Wahyu Wening / Jurnal Nasional
DPR berharap terbuka peluang kemungkinan Sukhoi bisa dibeli skema State Credit.
Jurnas.com | DPR meminta Kementerian Pertahanan (Kemhan) melakukan amandemen terhadap daftar State Loan Agreement tahun 2007 lalu yang terjalin antara RI dan Rusia. Amandemen itu dinilai mampu membuka peluang agar pengadaan enam unit pesawat Sukhoi SU - 30 MK 2 bisa melalui skema State Credit.
"Coba pemerintah menelaah kembali kemungkinan amandemen kontrak tersebut, sehingga US$700 juta yang semula dialokasikan untuk kapal selam bisa dialihkan ke pembiayaaan untuk Sukhoi," ujar Anggota DPR Komisi 1 Mahfudz Siddiq usai Rapat Kerja Komisi I DPR RI dengan Wakil Menteri Pertahanan, Sjafrie Sjamsoeddin di Gedung DPR RI, Jakarta, Senin (26/3).
Mahfudz menjelaskan, permintaan Komisi I itu didasari oleh aturan dalam MOU yang mengatur tentang State Credit itu sendiri.
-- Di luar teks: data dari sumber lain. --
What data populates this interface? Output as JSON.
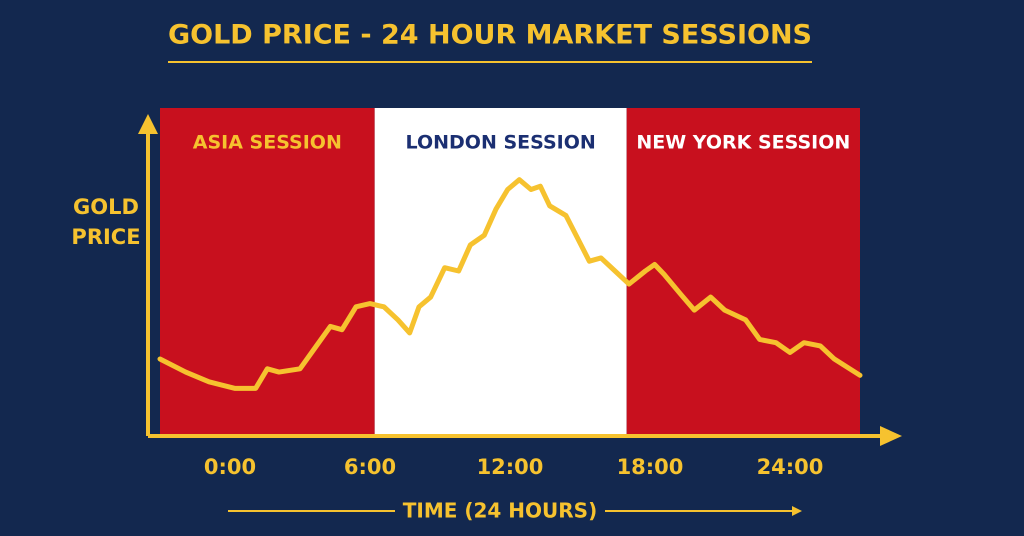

Pernyataan ini menyusul mencuatnya dugaan adanya mark up dalam pembelian enam Sukhoi oleh Kemhan.
"Kalau di dokumen MOU mengenai state credit, ini memang bisa diamandemen. Artinya ini tergantung pembicaraan antara Pemerintah Rusia dengan Pemerintah Indonesia," katanya. Kendati ia mengakui, MOU mengenai State Credit itu akan berakhir pada bulan Juli 2012 mendatang. Alhasil Mahfuds menilai, amandemen ini harus berpacu dengan waktu lantaran renegosiasi ini juga melibatkan Menteri Keuangan.
Politisi Partai Keadilan Sejahtera (PKS) ini juga mengingatkan, penggunaan State Credit dimanfaatkaan oleh Pemerintah Rusia untuk menaikan harga pesawat Sukhoi. "Dengan State Credit semua seperti ditata kembali. Tapi justru yang harus dijaga jangan sampai Rusia membuka state credit untuk menaikan harga Sukhoi," katanya.